In the advisory, FinCEN also provides extensive “red flag” patterns that are tied to unlawful employment and payroll fraud, and requests that institutions filing SARs on such activity include the key term “FINANCIALINTEGRITY‑2026‑A002” in SAR field 2 and in the narrative to aid aggregation and analysis.

For financial institutions, the message is that consumers who are non‑work authorized individuals, and employers and labor brokers who rely on such individuals, are now firmly embedded in AML/countering the financing of terrorism (CFT) supervisory priorities.

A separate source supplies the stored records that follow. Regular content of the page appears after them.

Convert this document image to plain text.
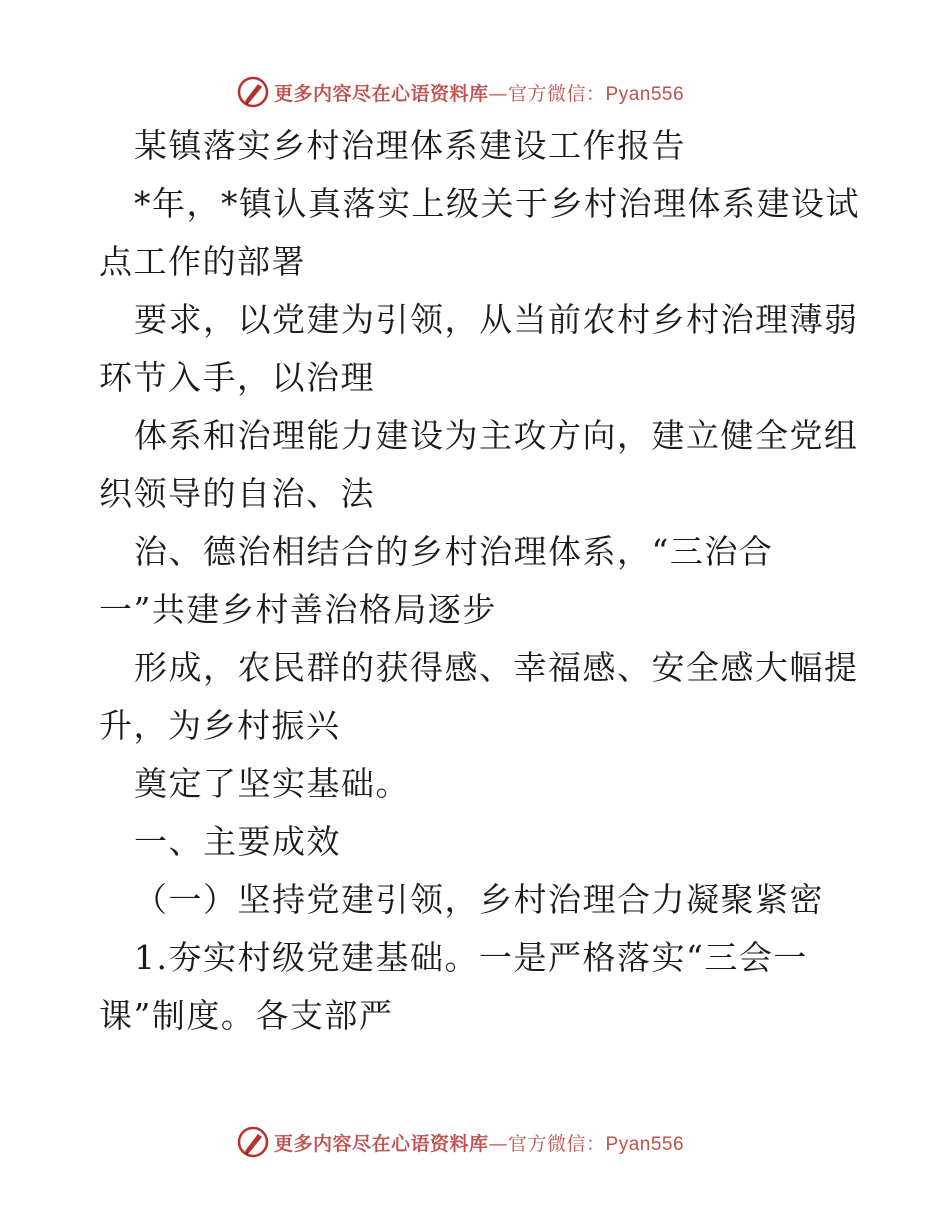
更多内容尽在心语资料库—官方微信：Pyan556
某镇落实乡村治理体系建设工作报告
*年，*镇认真落实上级关于乡村治理体系建设试
点工作的部署
要求，以党建为引领，从当前农村乡村治理薄弱
环节入手，以治理
体系和治理能力建设为主攻方向，建立健全党组
织领导的自治、法
治、德治相结合的乡村治理体系，“三治合
一”共建乡村善治格局逐步
形成，农民群的获得感、幸福感、安全感大幅提
升，为乡村振兴
奠定了坚实基础。
一、主要成效
（一）坚持党建引领，乡村治理合力凝聚紧密
1.夯实村级党建基础。一是严格落实“三会一
课”制度。各支部严
更多内容尽在心语资料库—官方微信：Pyan556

Customer due diligence programs, onboarding processes, and transaction monitoring for relevant sectors and ITIN use will need to be reviewed and, in many cases, tightened to reflect the advisory’s typologies and expectations.

Our Take

The CFPB and FinCEN actions move immigration status and work authorization from the margins of compliance into the mainstream for purposes of both consumer credit underwriting and BSA/AML. Lenders should consider updating their ability‑to‑repay and related policies and procedures to account for a consumer’s reasonably foreseeable changes in income that are related to immigration and work status, while carefully managing risk stemming from fair lending and unfair, deceptive, or abusive acts or practices laws. In addition, financial institutions should revisit their risk assessments, customer due diligence procedures, and monitoring processes for ITIN use and higher‑risk industries in light of the new FinCEN guidance.